How Seinfeld Helped Kenny Rogers Roasters Expand Across The US

"Seinfeld" has been a cultural meme for nearly 30 years, giving us sayings such as "regifting," "close-talker," "Yada yada yada," and "No soup for you!"

Speaking of soup, "Seinfeld" had plenty of food-centric storylines, including "The Soup Nazi" episode, which highlighted the importance of ordering correctly. "The Chinese Restaurant" was hilariously relatable for anyone who's waited for a restaurant table. And who can forget the time Jerry singlehandedly put Babu Bhatt out of business with his unhelpful menu suggestions? Another fan-favorite episode was "The Chicken Roaster," per IMDb, where viewers rated it 8.9 stars out of 10.

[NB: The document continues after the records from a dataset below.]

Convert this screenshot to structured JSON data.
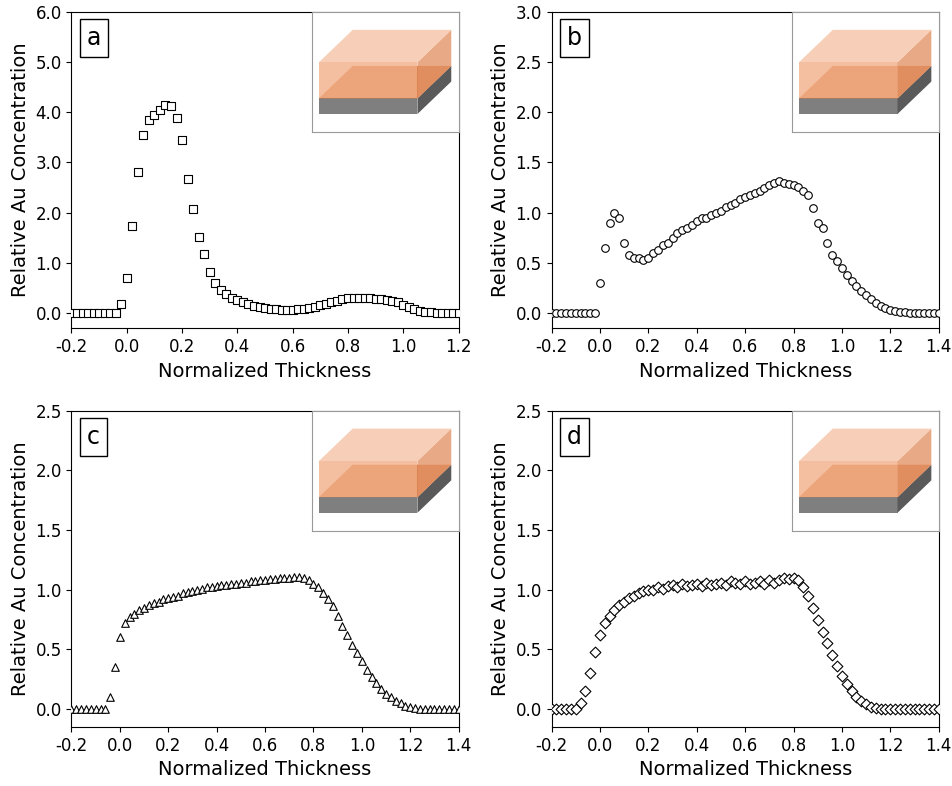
{
  "chart_data": [
    {
      "type": "scatter",
      "panel": "a",
      "xlabel": "Normalized Thickness",
      "ylabel": "Relative Au Concentration",
      "xlim": [
        -0.2,
        1.2
      ],
      "ylim": [
        -0.3,
        6.0
      ],
      "xticks": [
        -0.2,
        {
          "value": 0,
          "label": "0.0"
        },
        0.2,
        0.4,
        0.6,
        0.8,
        {
          "value": 1,
          "label": "1.0"
        },
        1.2
      ],
      "yticks": [
        {
          "value": 0,
          "label": "0.0"
        },
        {
          "value": 1,
          "label": "1.0"
        },
        {
          "value": 2,
          "label": "2.0"
        },
        {
          "value": 3,
          "label": "3.0"
        },
        {
          "value": 4,
          "label": "4.0"
        },
        {
          "value": 5,
          "label": "5.0"
        },
        {
          "value": 6,
          "label": "6.0"
        }
      ],
      "marker": "square",
      "color": "#000000",
      "x": [
        -0.2,
        -0.18,
        -0.16,
        -0.14,
        -0.12,
        -0.1,
        -0.08,
        -0.06,
        -0.04,
        -0.02,
        0.0,
        0.02,
        0.04,
        0.06,
        0.08,
        0.1,
        0.12,
        0.14,
        0.16,
        0.18,
        0.2,
        0.22,
        0.24,
        0.26,
        0.28,
        0.3,
        0.32,
        0.34,
        0.36,
        0.38,
        0.4,
        0.42,
        0.44,
        0.46,
        0.48,
        0.5,
        0.52,
        0.54,
        0.56,
        0.58,
        0.6,
        0.62,
        0.64,
        0.66,
        0.68,
        0.7,
        0.72,
        0.74,
        0.76,
        0.78,
        0.8,
        0.82,
        0.84,
        0.86,
        0.88,
        0.9,
        0.92,
        0.94,
        0.96,
        0.98,
        1.0,
        1.02,
        1.04,
        1.06,
        1.08,
        1.1,
        1.12,
        1.14,
        1.16,
        1.18,
        1.2
      ],
      "values": [
        0,
        0,
        0,
        0,
        0,
        0,
        0,
        0,
        0,
        0.18,
        0.7,
        1.73,
        2.82,
        3.55,
        3.85,
        3.95,
        4.05,
        4.15,
        4.13,
        3.88,
        3.45,
        2.67,
        2.07,
        1.52,
        1.17,
        0.83,
        0.6,
        0.47,
        0.38,
        0.31,
        0.26,
        0.22,
        0.18,
        0.15,
        0.13,
        0.11,
        0.09,
        0.08,
        0.07,
        0.07,
        0.07,
        0.08,
        0.09,
        0.11,
        0.13,
        0.16,
        0.19,
        0.22,
        0.25,
        0.28,
        0.3,
        0.31,
        0.31,
        0.3,
        0.3,
        0.29,
        0.28,
        0.27,
        0.25,
        0.22,
        0.17,
        0.12,
        0.08,
        0.05,
        0.03,
        0.02,
        0.01,
        0,
        0,
        0,
        0
      ]
    },
    {
      "type": "scatter",
      "panel": "b",
      "xlabel": "Normalized Thickness",
      "ylabel": "Relative Au Concentration",
      "xlim": [
        -0.2,
        1.4
      ],
      "ylim": [
        -0.15,
        3.0
      ],
      "xticks": [
        -0.2,
        {
          "value": 0,
          "label": "0.0"
        },
        0.2,
        0.4,
        0.6,
        0.8,
        {
          "value": 1,
          "label": "1.0"
        },
        1.2,
        1.4
      ],
      "yticks": [
        {
          "value": 0,
          "label": "0.0"
        },
        0.5,
        {
          "value": 1,
          "label": "1.0"
        },
        1.5,
        {
          "value": 2,
          "label": "2.0"
        },
        2.5,
        {
          "value": 3,
          "label": "3.0"
        }
      ],
      "marker": "circle",
      "color": "#000000",
      "x": [
        -0.2,
        -0.18,
        -0.16,
        -0.14,
        -0.12,
        -0.1,
        -0.08,
        -0.06,
        -0.04,
        -0.02,
        0.0,
        0.02,
        0.04,
        0.06,
        0.08,
        0.1,
        0.12,
        0.14,
        0.16,
        0.18,
        0.2,
        0.22,
        0.24,
        0.26,
        0.28,
        0.3,
        0.32,
        0.34,
        0.36,
        0.38,
        0.4,
        0.42,
        0.44,
        0.46,
        0.48,
        0.5,
        0.52,
        0.54,
        0.56,
        0.58,
        0.6,
        0.62,
        0.64,
        0.66,
        0.68,
        0.7,
        0.72,
        0.74,
        0.76,
        0.78,
        0.8,
        0.82,
        0.84,
        0.86,
        0.88,
        0.9,
        0.92,
        0.94,
        0.96,
        0.98,
        1.0,
        1.02,
        1.04,
        1.06,
        1.08,
        1.1,
        1.12,
        1.14,
        1.16,
        1.18,
        1.2,
        1.22,
        1.24,
        1.26,
        1.28,
        1.3,
        1.32,
        1.34,
        1.36,
        1.38,
        1.4
      ],
      "values": [
        0,
        0,
        0,
        0,
        0,
        0,
        0,
        0,
        0,
        0,
        0.3,
        0.65,
        0.9,
        1.0,
        0.95,
        0.7,
        0.58,
        0.55,
        0.55,
        0.53,
        0.55,
        0.6,
        0.63,
        0.68,
        0.7,
        0.75,
        0.8,
        0.83,
        0.85,
        0.88,
        0.92,
        0.95,
        0.95,
        0.98,
        1.0,
        1.02,
        1.06,
        1.08,
        1.1,
        1.14,
        1.16,
        1.18,
        1.2,
        1.22,
        1.25,
        1.28,
        1.3,
        1.32,
        1.3,
        1.29,
        1.28,
        1.26,
        1.22,
        1.18,
        1.05,
        0.9,
        0.85,
        0.7,
        0.58,
        0.52,
        0.45,
        0.38,
        0.32,
        0.27,
        0.22,
        0.18,
        0.14,
        0.1,
        0.07,
        0.05,
        0.03,
        0.02,
        0.01,
        0.01,
        0,
        0,
        0,
        0,
        0,
        0,
        0
      ]
    },
    {
      "type": "scatter",
      "panel": "c",
      "xlabel": "Normalized Thickness",
      "ylabel": "Relative Au Concentration",
      "xlim": [
        -0.2,
        1.4
      ],
      "ylim": [
        -0.15,
        2.5
      ],
      "xticks": [
        -0.2,
        {
          "value": 0,
          "label": "0.0"
        },
        0.2,
        0.4,
        0.6,
        0.8,
        {
          "value": 1,
          "label": "1.0"
        },
        1.2,
        1.4
      ],
      "yticks": [
        {
          "value": 0,
          "label": "0.0"
        },
        0.5,
        {
          "value": 1,
          "label": "1.0"
        },
        1.5,
        {
          "value": 2,
          "label": "2.0"
        },
        2.5
      ],
      "marker": "triangle",
      "color": "#000000",
      "x": [
        -0.2,
        -0.18,
        -0.16,
        -0.14,
        -0.12,
        -0.1,
        -0.08,
        -0.06,
        -0.04,
        -0.02,
        0.0,
        0.02,
        0.04,
        0.06,
        0.08,
        0.1,
        0.12,
        0.14,
        0.16,
        0.18,
        0.2,
        0.22,
        0.24,
        0.26,
        0.28,
        0.3,
        0.32,
        0.34,
        0.36,
        0.38,
        0.4,
        0.42,
        0.44,
        0.46,
        0.48,
        0.5,
        0.52,
        0.54,
        0.56,
        0.58,
        0.6,
        0.62,
        0.64,
        0.66,
        0.68,
        0.7,
        0.72,
        0.74,
        0.76,
        0.78,
        0.8,
        0.82,
        0.84,
        0.86,
        0.88,
        0.9,
        0.92,
        0.94,
        0.96,
        0.98,
        1.0,
        1.02,
        1.04,
        1.06,
        1.08,
        1.1,
        1.12,
        1.14,
        1.16,
        1.18,
        1.2,
        1.22,
        1.24,
        1.26,
        1.28,
        1.3,
        1.32,
        1.34,
        1.36,
        1.38,
        1.4
      ],
      "values": [
        0,
        0,
        0,
        0,
        0,
        0,
        0,
        0,
        0.1,
        0.35,
        0.6,
        0.72,
        0.77,
        0.8,
        0.83,
        0.85,
        0.87,
        0.89,
        0.9,
        0.92,
        0.93,
        0.94,
        0.95,
        0.97,
        0.98,
        0.99,
        1.0,
        1.01,
        1.02,
        1.02,
        1.03,
        1.04,
        1.04,
        1.05,
        1.05,
        1.06,
        1.06,
        1.07,
        1.07,
        1.08,
        1.08,
        1.09,
        1.09,
        1.1,
        1.1,
        1.1,
        1.11,
        1.11,
        1.1,
        1.08,
        1.05,
        1.02,
        0.97,
        0.92,
        0.86,
        0.78,
        0.7,
        0.62,
        0.54,
        0.47,
        0.4,
        0.33,
        0.27,
        0.22,
        0.17,
        0.13,
        0.1,
        0.07,
        0.05,
        0.03,
        0.02,
        0.01,
        0,
        0,
        0,
        0,
        0,
        0,
        0,
        0,
        0
      ]
    },
    {
      "type": "scatter",
      "panel": "d",
      "xlabel": "Normalized Thickness",
      "ylabel": "Relative Au Concentration",
      "xlim": [
        -0.2,
        1.4
      ],
      "ylim": [
        -0.15,
        2.5
      ],
      "xticks": [
        -0.2,
        {
          "value": 0,
          "label": "0.0"
        },
        0.2,
        0.4,
        0.6,
        0.8,
        {
          "value": 1,
          "label": "1.0"
        },
        1.2,
        1.4
      ],
      "yticks": [
        {
          "value": 0,
          "label": "0.0"
        },
        0.5,
        {
          "value": 1,
          "label": "1.0"
        },
        1.5,
        {
          "value": 2,
          "label": "2.0"
        },
        2.5
      ],
      "marker": "diamond",
      "color": "#000000",
      "x": [
        -0.2,
        -0.18,
        -0.16,
        -0.14,
        -0.12,
        -0.1,
        -0.08,
        -0.06,
        -0.04,
        -0.02,
        0.0,
        0.02,
        0.04,
        0.06,
        0.08,
        0.1,
        0.12,
        0.14,
        0.16,
        0.18,
        0.2,
        0.22,
        0.24,
        0.26,
        0.28,
        0.3,
        0.32,
        0.34,
        0.36,
        0.38,
        0.4,
        0.42,
        0.44,
        0.46,
        0.48,
        0.5,
        0.52,
        0.54,
        0.56,
        0.58,
        0.6,
        0.62,
        0.64,
        0.66,
        0.68,
        0.7,
        0.72,
        0.74,
        0.76,
        0.78,
        0.8,
        0.82,
        0.84,
        0.86,
        0.88,
        0.9,
        0.92,
        0.94,
        0.96,
        0.98,
        1.0,
        1.02,
        1.04,
        1.06,
        1.08,
        1.1,
        1.12,
        1.14,
        1.16,
        1.18,
        1.2,
        1.22,
        1.24,
        1.26,
        1.28,
        1.3,
        1.32,
        1.34,
        1.36,
        1.38,
        1.4
      ],
      "values": [
        0,
        0,
        0,
        0,
        0,
        0,
        0.05,
        0.15,
        0.3,
        0.48,
        0.62,
        0.72,
        0.78,
        0.83,
        0.87,
        0.9,
        0.93,
        0.95,
        0.97,
        0.99,
        1.0,
        1.0,
        1.02,
        1.01,
        1.03,
        1.04,
        1.02,
        1.05,
        1.03,
        1.04,
        1.05,
        1.03,
        1.06,
        1.04,
        1.05,
        1.06,
        1.04,
        1.07,
        1.06,
        1.05,
        1.07,
        1.05,
        1.06,
        1.07,
        1.05,
        1.08,
        1.06,
        1.08,
        1.1,
        1.09,
        1.1,
        1.08,
        1.02,
        0.95,
        0.85,
        0.75,
        0.65,
        0.55,
        0.45,
        0.36,
        0.28,
        0.21,
        0.15,
        0.1,
        0.07,
        0.04,
        0.02,
        0.01,
        0,
        0,
        0,
        0,
        0,
        0,
        0,
        0,
        0,
        0,
        0,
        0,
        0
      ]
    }
  ]
}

"The Chicken Roaster" aired in November 1996, during Season 8 of "Seinfeld." In the 1990s, rotisserie chicken restaurant concepts were having a big moment, noted the Los Angeles Times in 1994. They appealed to the public's desire for a healthful, wholesome, and family-oriented alternative to fast food, and roasted chicken fit the bill. Boston Chicken (now Boston Market) and El Pollo Loco were popular newcomers to the genre, and even the fried chicken emporium KFC got in on the roasted/rotisserie chicken game. But none of these chains had the unexpected and welcomed publicity boost that one Florida concept did. A whole Seinfeld episode was centered around the restaurant and its irresistible wood-fired poultry.

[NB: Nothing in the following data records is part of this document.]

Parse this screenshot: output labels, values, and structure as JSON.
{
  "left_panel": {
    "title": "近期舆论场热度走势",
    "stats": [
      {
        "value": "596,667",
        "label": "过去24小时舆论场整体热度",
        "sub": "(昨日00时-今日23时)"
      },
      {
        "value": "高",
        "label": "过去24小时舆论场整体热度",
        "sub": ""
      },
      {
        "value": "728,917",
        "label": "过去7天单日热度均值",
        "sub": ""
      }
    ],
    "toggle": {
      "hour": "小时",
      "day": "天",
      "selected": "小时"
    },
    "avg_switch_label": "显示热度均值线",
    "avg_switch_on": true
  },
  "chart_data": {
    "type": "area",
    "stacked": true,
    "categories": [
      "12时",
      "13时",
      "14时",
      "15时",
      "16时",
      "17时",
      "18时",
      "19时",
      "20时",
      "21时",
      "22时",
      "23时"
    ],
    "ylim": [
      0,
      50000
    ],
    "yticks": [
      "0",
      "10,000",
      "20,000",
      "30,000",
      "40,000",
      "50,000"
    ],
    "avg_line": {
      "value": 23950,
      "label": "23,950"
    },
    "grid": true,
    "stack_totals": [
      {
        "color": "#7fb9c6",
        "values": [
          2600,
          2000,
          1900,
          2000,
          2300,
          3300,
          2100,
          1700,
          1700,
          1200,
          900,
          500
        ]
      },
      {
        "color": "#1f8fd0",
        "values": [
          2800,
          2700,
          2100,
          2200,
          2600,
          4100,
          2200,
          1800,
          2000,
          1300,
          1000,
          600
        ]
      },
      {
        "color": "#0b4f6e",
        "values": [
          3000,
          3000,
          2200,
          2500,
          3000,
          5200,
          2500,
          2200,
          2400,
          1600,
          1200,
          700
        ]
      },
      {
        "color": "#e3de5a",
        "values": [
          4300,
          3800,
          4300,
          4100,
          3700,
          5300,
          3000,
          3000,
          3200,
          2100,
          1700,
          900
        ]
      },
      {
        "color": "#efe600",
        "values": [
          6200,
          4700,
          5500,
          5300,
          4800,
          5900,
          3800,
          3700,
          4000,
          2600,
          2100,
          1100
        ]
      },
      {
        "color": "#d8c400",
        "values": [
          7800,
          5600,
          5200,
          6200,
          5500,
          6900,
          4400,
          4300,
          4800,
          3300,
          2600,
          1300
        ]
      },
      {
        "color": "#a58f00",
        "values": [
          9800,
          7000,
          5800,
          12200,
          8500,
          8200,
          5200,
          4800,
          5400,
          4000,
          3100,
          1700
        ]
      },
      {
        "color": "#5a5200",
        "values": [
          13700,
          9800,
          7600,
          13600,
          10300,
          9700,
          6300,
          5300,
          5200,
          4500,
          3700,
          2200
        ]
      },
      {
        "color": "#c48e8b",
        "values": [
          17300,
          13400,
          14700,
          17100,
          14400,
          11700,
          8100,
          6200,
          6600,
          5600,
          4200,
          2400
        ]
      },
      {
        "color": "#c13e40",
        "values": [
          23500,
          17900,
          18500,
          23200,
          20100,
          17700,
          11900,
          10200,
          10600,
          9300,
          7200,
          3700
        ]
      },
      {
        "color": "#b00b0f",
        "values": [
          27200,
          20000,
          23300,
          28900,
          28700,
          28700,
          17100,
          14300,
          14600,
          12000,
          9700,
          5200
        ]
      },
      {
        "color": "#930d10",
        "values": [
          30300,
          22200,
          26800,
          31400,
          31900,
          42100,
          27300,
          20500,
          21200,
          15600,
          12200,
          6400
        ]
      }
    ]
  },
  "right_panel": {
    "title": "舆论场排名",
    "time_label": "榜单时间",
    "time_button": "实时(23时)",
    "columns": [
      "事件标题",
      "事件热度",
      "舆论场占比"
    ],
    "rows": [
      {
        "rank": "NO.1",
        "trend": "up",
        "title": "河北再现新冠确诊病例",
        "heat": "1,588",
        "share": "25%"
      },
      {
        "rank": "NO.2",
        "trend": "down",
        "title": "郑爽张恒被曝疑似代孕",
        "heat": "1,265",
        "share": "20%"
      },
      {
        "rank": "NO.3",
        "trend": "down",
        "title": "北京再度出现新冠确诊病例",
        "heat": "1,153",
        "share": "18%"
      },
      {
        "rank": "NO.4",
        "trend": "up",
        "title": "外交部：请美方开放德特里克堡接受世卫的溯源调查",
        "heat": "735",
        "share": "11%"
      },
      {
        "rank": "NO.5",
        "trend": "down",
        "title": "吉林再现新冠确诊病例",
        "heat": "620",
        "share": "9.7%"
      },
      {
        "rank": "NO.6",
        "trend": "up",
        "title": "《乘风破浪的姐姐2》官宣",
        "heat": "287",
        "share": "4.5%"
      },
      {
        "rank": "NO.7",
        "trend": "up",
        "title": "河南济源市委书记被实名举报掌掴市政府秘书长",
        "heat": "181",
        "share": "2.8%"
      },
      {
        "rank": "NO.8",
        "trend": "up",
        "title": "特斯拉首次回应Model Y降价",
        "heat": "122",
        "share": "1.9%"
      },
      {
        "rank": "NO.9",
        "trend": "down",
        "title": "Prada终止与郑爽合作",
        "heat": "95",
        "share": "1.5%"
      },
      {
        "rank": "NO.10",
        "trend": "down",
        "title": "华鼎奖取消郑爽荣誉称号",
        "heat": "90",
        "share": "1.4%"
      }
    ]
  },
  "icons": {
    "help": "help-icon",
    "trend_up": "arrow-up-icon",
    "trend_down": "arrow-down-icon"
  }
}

Do you know the restaurant chain? Here's a hint: It launched in 1991 when a famous country music artist of the 1970s and 1980s partnered with a former Kentucky governor and named a restaurant for a white-haired, bearded country crooner.

The Seinfeld publicity was priceless

That country superstar was Kenny Rogers, who went into business with John Y. Brown Jr. They set out to sell wood-fired rotisserie chicken and side dishes in their Kenny Rogers Roasters chain (per Love Food). Brown bought Kentucky Fried Chicken in 1964, growing the brand from 600 to 3,500 units before it was sold in 1971, according to Nation's Restaurant News.

In "The Chicken Roaster," Kramer flees his apartment because of the blinding red sign of the Kenny Rogers Roasters that has opened next door. Though he originally tries to ruin the restaurant by hanging a "bad chicken" sign out his window, Kramer gets hooked on the food. The episode was inspired by a real-life New York lawyer who hung a "bad food" sign out his office window when he became tired of the lights and smells of the Kenny Rogers Roasters below him (per The Spokesman-Review).

Company spokesperson Randy Rogers said being part of "Seinfeld" was invaluable. "It costs a million dollars a minute to advertise on that show. And it didn't cost us a penny," he told the South Florida Sun-Sentinel in 1996. Company executives were so thrilled about "The Chicken Roaster" that they held an extravagant party for their employees the night the sitcom aired.

The real Kenny Rogers Roasters would only last a few years after the iconic episode. Amid increasing competition, the chain filed for bankruptcy in 1998, per Vice. The concept was sold and still operates restaurants in Asia.